When I moved the rest of my stuff from my ex's house, one of the moving guys just stood in my apartment staring at my wall of books. And he perused them for a while, and asked me what I'd thought of this book or that, or offered his opinion because he'd read them. And then he was quiet for a while. Finally, he just shook his head and said "man, looking at this makes me wanna start keepin' my books. normally I just read 'em and then give them to someone. I figure I read it, I don't need to read it again. But this- this is amazing."

He was articulate. He'd read some of the same books I had. But he was definitely of a lower socio-economic class than me, and it had just never occurred to him to *keep* books. Books were disposable.

(no subject)

Date: 2007-12-31 06:39 pm (UTC)
From: [identity profile] peregrin8.livejournal.com
The book thing struck me too, because (though I would definitely say we were lower-middle and not poor) our keeping all those books around was a big part of how our house was more shabby and cluttered than my friends' houses (and people like us were not presented well on TV). I still see stacks and stacks of worn-out used paperbacks as a "negative class indicator" in some ways/some contexts.

(no subject)

Date: 2007-12-31 06:47 pm (UTC)
From: [identity profile] crafting-change.livejournal.com
I remember seeing nicely bound books all on shelves looking clean (and also barely used) and thinking 'wow...so that is how well off people organize books.
My grandmother gave me her favorite book of Ibsen plays. It was missing a cover, and still had the price (written in pencil) from the used book store written on the inside. But she wrote her name on the book in pen.

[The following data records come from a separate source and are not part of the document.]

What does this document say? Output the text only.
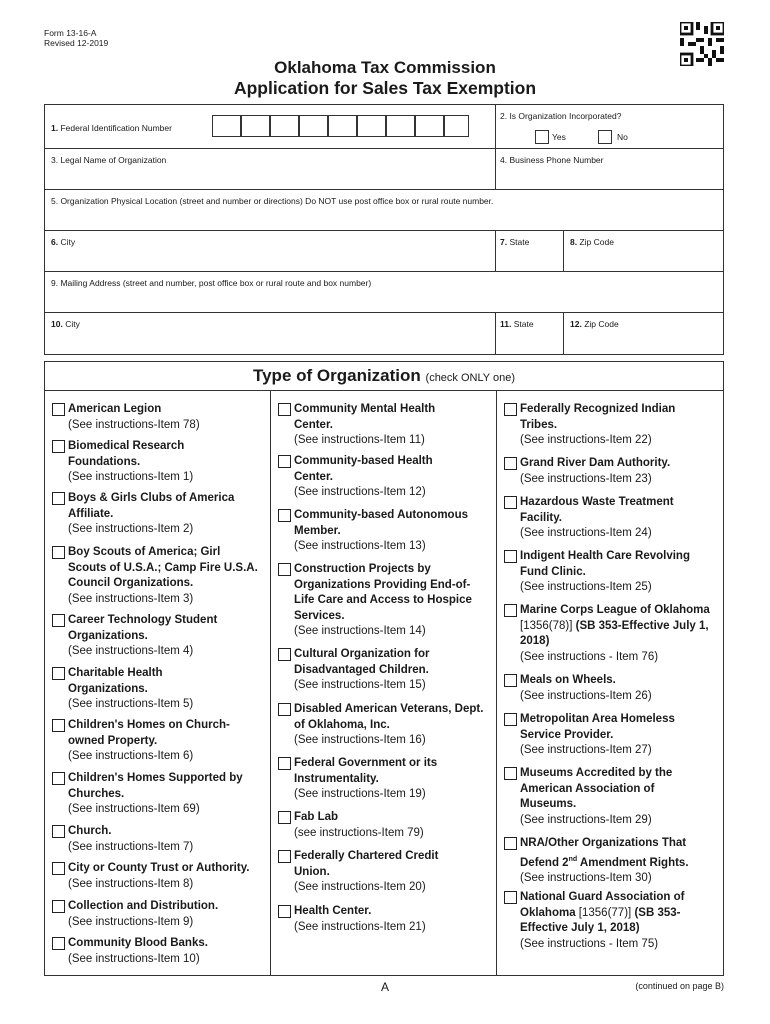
Form 13-16-A
Revised 12-2019
Oklahoma Tax Commission
Application for Sales Tax Exemption
1. Federal Identification Number
2. Is Organization Incorporated?
Yes	No
3. Legal Name of Organization	4. Business Phone Number
5. Organization Physical Location (street and number or directions) Do NOT use post office box or rural route number.
6. City	7. State	8. Zip Code
9. Mailing Address (street and number, post office box or rural route and box number)
10. City	11. State	12. Zip Code
Type of Organization (check ONLY one)
American Legion
(See instructions-Item 78)
Biomedical Research Foundations.
(See instructions-Item 1)
Boys & Girls Clubs of America Affiliate.
(See instructions-Item 2)
Boy Scouts of America; Girl Scouts of U.S.A.; Camp Fire U.S.A. Council Organizations.
(See instructions-Item 3)
Career Technology Student Organizations.
(See instructions-Item 4)
Charitable Health Organizations.
(See instructions-Item 5)
Children's Homes on Church-owned Property.
(See instructions-Item 6)
Children's Homes Supported by Churches.
(See instructions-Item 69)
Church.
(See instructions-Item 7)
City or County Trust or Authority.
(See instructions-Item 8)
Collection and Distribution.
(See instructions-Item 9)
Community Blood Banks.
(See instructions-Item 10)
Community Mental Health Center.
(See instructions-Item 11)
Community-based Health Center.
(See instructions-Item 12)
Community-based Autonomous Member.
(See instructions-Item 13)
Construction Projects by Organizations Providing End-of-Life Care and Access to Hospice Services.
(See instructions-Item 14)
Cultural Organization for Disadvantaged Children.
(See instructions-Item 15)
Disabled American Veterans, Dept. of Oklahoma, Inc.
(See instructions-Item 16)
Federal Government or its Instrumentality.
(See instructions-Item 19)
Fab Lab
(see instructions-Item 79)
Federally Chartered Credit Union.
(See instructions-Item 20)
Health Center.
(See instructions-Item 21)
Federally Recognized Indian Tribes.
(See instructions-Item 22)
Grand River Dam Authority.
(See instructions-Item 23)
Hazardous Waste Treatment Facility.
(See instructions-Item 24)
Indigent Health Care Revolving Fund Clinic.
(See instructions-Item 25)
Marine Corps League of Oklahoma [1356(78)] (SB 353-Effective July 1, 2018)
(See instructions - Item 76)
Meals on Wheels.
(See instructions-Item 26)
Metropolitan Area Homeless Service Provider.
(See instructions-Item 27)
Museums Accredited by the American Association of Museums.
(See instructions-Item 29)
NRA/Other Organizations That Defend 2nd Amendment Rights.
(See instructions-Item 30)
National Guard Association of Oklahoma [1356(77)] (SB 353-Effective July 1, 2018)
(See instructions - Item 75)
A	(continued on page B)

I jerry-rigged a cover out of cardboard.

And I don't want to sound as though books aren't a luxury...and having space to store 50 of them definitely is... but I can't help but assume that it was included on this survey because of classist-cultural ties.

(no subject)

Date: 2007-12-31 06:53 pm (UTC)
From: [identity profile] peregrin8.livejournal.com
oh yeah, books are a wonderful luxury, but interestingly one that is often not valued in the same was as, say, having a TV in your room. (Which in retrospect I'm really glad I never had.) It's such a convoluted subject!

(no subject)

Date: 2007-12-31 06:59 pm (UTC)
From: [identity profile] crafting-change.livejournal.com
I've started pondering all the unchecked luxuries... tvs, but things like new mattresses, and new clothes, and milk that isn't powdered ;)

(no subject)

Date: 2007-12-31 07:05 pm (UTC)
From: [identity profile] peregrin8.livejournal.com
memes like this are of necessity oversimplified. yeah. and the book part of it seems to hint at the ways that class is not just an up/down 2-dimensional "ladder" but has a lot of complicated branchings (as does keryx's comment about the performing arts vs. the "museum" arts)... I would also love to see something about how much debt people's families were in...

(no subject)

Date: 2007-12-31 09:41 pm (UTC)
From: [identity profile] crafting-change.livejournal.com
also the art trainings... some peoples schools had that for free (hell, I was in an arts program that they offered in my elementary school that was started up because our school was so poor)

parental debt is so interesting...

(no subject)

Date: 2007-12-31 05:15 pm (UTC)
From: [identity profile] ellebeowe.livejournal.com
I think that books are totally an indicator of class. We never had books in my house, my parents didn't and still don't read. They also couldn't help me past 3rd grade on most of my homework assignments, not that they were ever home to help. I read a TON when I was in Elem and middle school and then not at all when I was in highschool (drugs and partying took up way way too much time). But, it was totally library books.

Although, I have a lot of books now, but I am well, probably considered poor/ish/er by most. But I value books more then anything else, I don't own a TV or a fancy car. Interesting study!